Algo que teve apoio inclusive de Nichelle Nichols que atuou no desenvolvimento de campanhas de recrutamento que resultaram na seleção de cinco mulheres, três homens negros e um asiático, incluindo a primeira astronauta do sexo feminino, Sally Ride; a primeira mulher negra no espaço, Mae Jemison; o primeiro negro no espaço, Guion Bluford; e também Judith Resnik e Ronald McNair.




Desde o início a série sofreu resistência dos produtores e da emissora, as mudanças feita do episódio teste para o piloto da série tentava diminuir o excesso de “liberdades” da história e amenizar o tom científico que era considerado muito complexo para a audiência. E mesmo depois do programa começar a ser exibido, os desafios não diminuíram, pois Roddenberry continuou a luta para evitar o cancelamento pelos três anos de duração.


A emissora nunca acreditou no projeto e a todo momento mudava o horário de exibição, o que contribuiu para derrubar ainda mais o público. Por outro lado, quem assistia a série era engajado muito antes dessa palavra ser tão importante no marketing, milhares de cartas chegavam à NBC comentando sobre a história, muito incentivado pelo próprio criador. Segundo um estudo demográfico da audiência, o público se concentrava principalmente entre universitários e pessoas de maior poder aquisitivo e grau de instrução. Um fato curioso é que Star Trek ajudou na venda de televisores a cores e tinha a maior audiência nesses aparelhos, uma pena que eles quase não existiam na época.

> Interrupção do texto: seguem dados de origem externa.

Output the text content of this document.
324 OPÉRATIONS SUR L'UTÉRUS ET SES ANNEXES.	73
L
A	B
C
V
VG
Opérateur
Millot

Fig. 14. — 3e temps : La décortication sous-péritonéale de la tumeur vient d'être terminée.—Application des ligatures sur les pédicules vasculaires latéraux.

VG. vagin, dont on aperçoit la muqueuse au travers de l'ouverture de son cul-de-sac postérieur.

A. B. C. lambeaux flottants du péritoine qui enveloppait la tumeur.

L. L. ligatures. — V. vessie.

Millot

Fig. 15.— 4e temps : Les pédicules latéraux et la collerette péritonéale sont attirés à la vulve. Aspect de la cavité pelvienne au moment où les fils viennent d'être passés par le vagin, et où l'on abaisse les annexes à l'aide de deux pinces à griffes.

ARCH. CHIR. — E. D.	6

Por fim, a série original foi cancelada no início de 1969, mas graças a um acordo prévio com a Kaiser Broadcasting, o programa começou a ser vendido para outras pequenas emissoras e aos poucos conquistou seu status de cult. Situação que contribuiu para que a série se tornasse uma franquia, primeiro com a animação em 1973, seguido dos filmes a partir de 1979 e o retorno das séries com a Nova Geração em 1987.